Methods: We conducted four focus groups in English and one in Spanish with a racially and educationally diverse sample of low-income fathers (n = 38) who were enrolled in or recently had graduated from a Responsible Fatherhood Group (RFG). RFGs are evidence-informed interventions with specialized curricula intended to facilitate healthy parenting practices and housed within social service agencies. We used a semi-structured interview guide that was developed with input from men who have been facilitating RFGs for many years after their own graduation from an RFG. We used grounded theory techniques to analyze the data. The three authors, two of whom are bilingual, conducted the first round of open coding separately to build the initial list of codes. Subsequent rounds of focused coding resulted in the emergence of main categories and themes. Throughout data collection and analysis, we worked to address threats to trustworthiness, particularly the potential influence of our social location on participant reactivity and researcher bias.

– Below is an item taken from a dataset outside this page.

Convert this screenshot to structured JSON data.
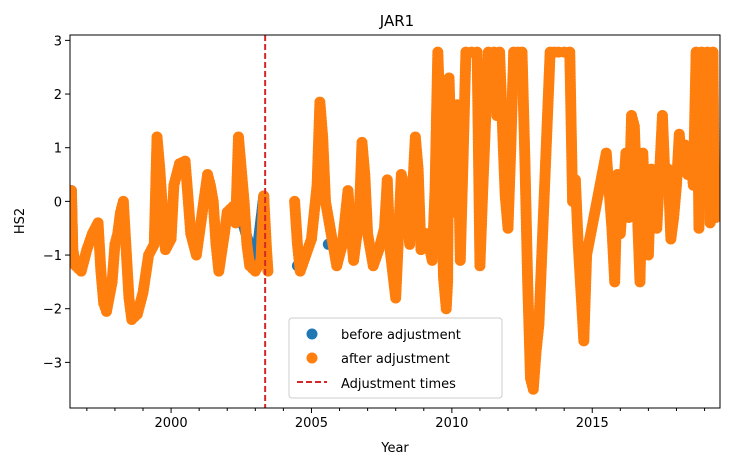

Results: Participants descriptions of DV and its impact on children were relatively detailed and inclusive of multiple types of violence. They articulated three main categories of effects on children – immediate, long-term, and “it depends” – that manifest differently depending on the child’s gender. Moreover, we found that their understanding of DV was heavily informed by their own nearly ubiquitous childhood experiences of either witnessing physical violence against their mothers or being directly victimized by a caretaker. We did not ask specifically about their personal childhood exposure to DV; rather, these disclosures emerged spontaneously as participants responded to questions about the impact of DV. At times, participants’ cognitive descriptions of the impact of DV on children appeared to be overwhelmed by their own intense personal experiences, such that the abstract children they spoke about were indistinguishable from themselves.
Conclusions and Implications: Low-income fathers in RFGs possess a relatively nuanced understanding of DV and its impact on children; one that aligns with current empirical and theoretical literature. They, however, developed this understanding primarily through personal experience. Findings have important implications for informing the development of prevention and intervention efforts that harness the power of low-income fathers. Findings also highlight the interpersonal trauma that many low-income fathers have endured and carry with them. It is essential that efforts to engage low-income fathers in DV prevention co-occur with efforts to address their own traumatic experiences.